Richardson wasn't interested in that aspect and the group's interest in whether Bonney became "Brushy Bill" Roberts, Ray-Garcia said. Ray-Garcia disputed contentions that the sheriff was following orders from Richardson.

According to a letter the Garretts wrote to the governor, Richardson declared support in 2003 for reopening the investigation of Bonney's death.

The investigation cited probable cause for allegations that Garrett killed an innocent victim instead of Bonney and that person is buried in the outlaw's grave, the Garretts said. There also were allegations the sheriff was an accomplice of Bonney in the murder of two deputies in April 1881 and the rustler's subsequent escape.

"This is an abomination as well as an inexcusable defamation of a great man," the letter said of the claims.

Ray-Garcia said Richardson, who leaves office in five months, had nothing to do with the probable cause claims. "The governor told them [the Garretts] that Sheriff Garrett was an honorable man."

She also denied state money went toward the investigation.

Former Lincoln County Sheriff Tom Sullivan was among those involved in the investigation.

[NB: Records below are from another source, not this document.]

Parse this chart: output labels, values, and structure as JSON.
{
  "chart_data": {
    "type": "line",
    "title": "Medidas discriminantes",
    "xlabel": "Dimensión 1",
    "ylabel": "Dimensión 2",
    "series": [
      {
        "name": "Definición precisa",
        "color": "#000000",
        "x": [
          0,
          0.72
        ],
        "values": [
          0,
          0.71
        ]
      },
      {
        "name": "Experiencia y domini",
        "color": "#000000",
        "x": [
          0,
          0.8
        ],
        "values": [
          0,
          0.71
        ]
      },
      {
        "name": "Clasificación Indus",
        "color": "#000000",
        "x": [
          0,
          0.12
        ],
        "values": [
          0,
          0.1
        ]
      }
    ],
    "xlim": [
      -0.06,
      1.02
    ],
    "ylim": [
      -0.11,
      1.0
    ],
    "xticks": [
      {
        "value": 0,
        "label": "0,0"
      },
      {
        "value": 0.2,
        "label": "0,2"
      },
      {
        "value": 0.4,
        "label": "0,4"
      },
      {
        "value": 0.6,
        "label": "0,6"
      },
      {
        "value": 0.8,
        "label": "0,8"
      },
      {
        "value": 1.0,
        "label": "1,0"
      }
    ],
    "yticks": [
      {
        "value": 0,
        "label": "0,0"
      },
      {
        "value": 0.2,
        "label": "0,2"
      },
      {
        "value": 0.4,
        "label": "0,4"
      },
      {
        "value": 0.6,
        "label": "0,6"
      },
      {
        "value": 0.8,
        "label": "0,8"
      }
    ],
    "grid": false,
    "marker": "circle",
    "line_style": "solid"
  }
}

He opposes the pardon, saying Billy the Kid "was nothing but a glorified cop killer," but said there are many questions about the circumstances of his death and Garrett's conduct.

He said he raised the probable cause questions so that an investigation would glean what really happened with Garrett and Bonney.

"Nobody wants to know the truth," Sullivan said Thursday.

Jarvis Garrett and others in the family said they will continue their campaign to clear Garrett, who they said enjoyed a little gambling.

They are hoping Richardson won't issue a pardon.

"If Billy the Kid was living amongst us now, would you issue a pardon for someone who made his living as a thief and, more egregiously, who killed four law enforcement officers and numerous others?" the Garrett family wrote Richardson.

Author Gardner said there is a reason for an abiding interest in Bonney and curiosity about whether he actually died in the dark and did not escape.

"If you have a folk hero die, you want him to go out with a blaze of glory."